Nicaragua was a battleground of international terrorism in the Americas when the Marxist-Leninist Sandinista National Liberation Front (FSLN) ruled the impoverished country. President Reagan and a majority in Congress backed funding for the Nicaraguan Democratic Force and other resistance groups. Hamilton was one of the minority who opposed it.

His opposition was so extreme that he was one of the signers of the infamous "Dear Comandante" letter to Ortega of March 20, 1984.

Hamilton was among 10 signers, all Democrats, who told Ortega that he was sorry that US-Nicaraguan relations were so bad under Reagan, and that he remained opposed to US support for military action directed against the people or government of Nicaragua."

After criticizing his own government, Hamilton praised Ortega's Marxist-Leninist regime: "We want to commend you and the members of your government for taking steps to open up the political process in your country."

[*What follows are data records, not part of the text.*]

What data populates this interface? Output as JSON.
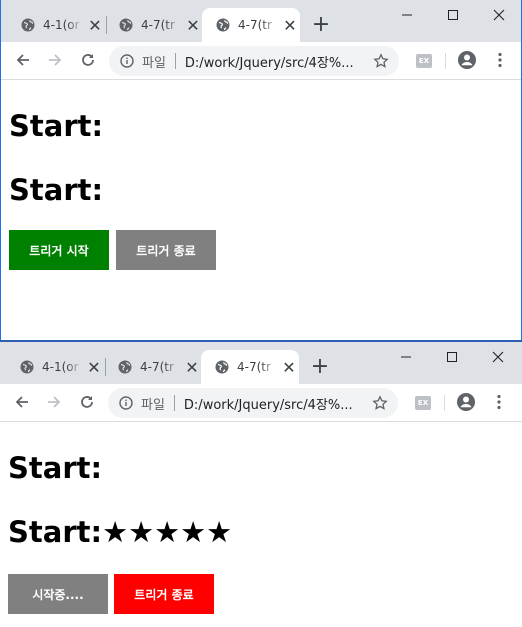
{
  "browser": {
    "tabs": [
      {
        "title": "4-1(or",
        "close": "✕"
      },
      {
        "title": "4-7(tr",
        "close": "✕"
      },
      {
        "title": "4-7(tr",
        "close": "✕",
        "active": true
      }
    ],
    "new_tab": "+",
    "omnibox": {
      "scheme_label": "파일",
      "url": "D:/work/Jquery/src/4장%..."
    },
    "extension_label": "EX",
    "icons": [
      "back-arrow-icon",
      "forward-arrow-icon",
      "reload-icon",
      "info-icon",
      "star-icon",
      "profile-icon",
      "kebab-menu-icon",
      "minimize-icon",
      "maximize-icon",
      "close-window-icon",
      "globe-icon"
    ]
  },
  "before": {
    "heading1": "Start:",
    "heading2": "Start:",
    "heading2_stars": "",
    "start_button": {
      "label": "트리거 시작",
      "color": "#008000"
    },
    "stop_button": {
      "label": "트리거 종료",
      "color": "#808080"
    }
  },
  "after": {
    "heading1": "Start:",
    "heading2": "Start:",
    "heading2_stars": "★★★★★",
    "start_button": {
      "label": "시작중....",
      "color": "#808080"
    },
    "stop_button": {
      "label": "트리거 종료",
      "color": "#ff0000"
    }
  }
}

Hamilton and the others said, "We support your decision to schedule elections this year, to reduce press censorship, and to allow greater freedom of assembly for political parties. Finally, we recognize that you have taken these steps in the midst of ongoing military hostilities on the borders of Nicaragua."

The signers did not call for elimination of press censorship. They did not ask Ortega to guarantee freedom of assembly. Instead, they tacitly blamed the US government for the "military hostilities," in reference to US support for the Nicaraguan resistance.

To Hamilton and the others, Daniel Ortega and his Soviet-backed regime were not the problem. Ronald Reagan was. The congressmen told Ortega that if the Sandinistas took their advice, "those responsible for supporting violence against your government . . . would have far greater difficulty winning support for their policies than they do today."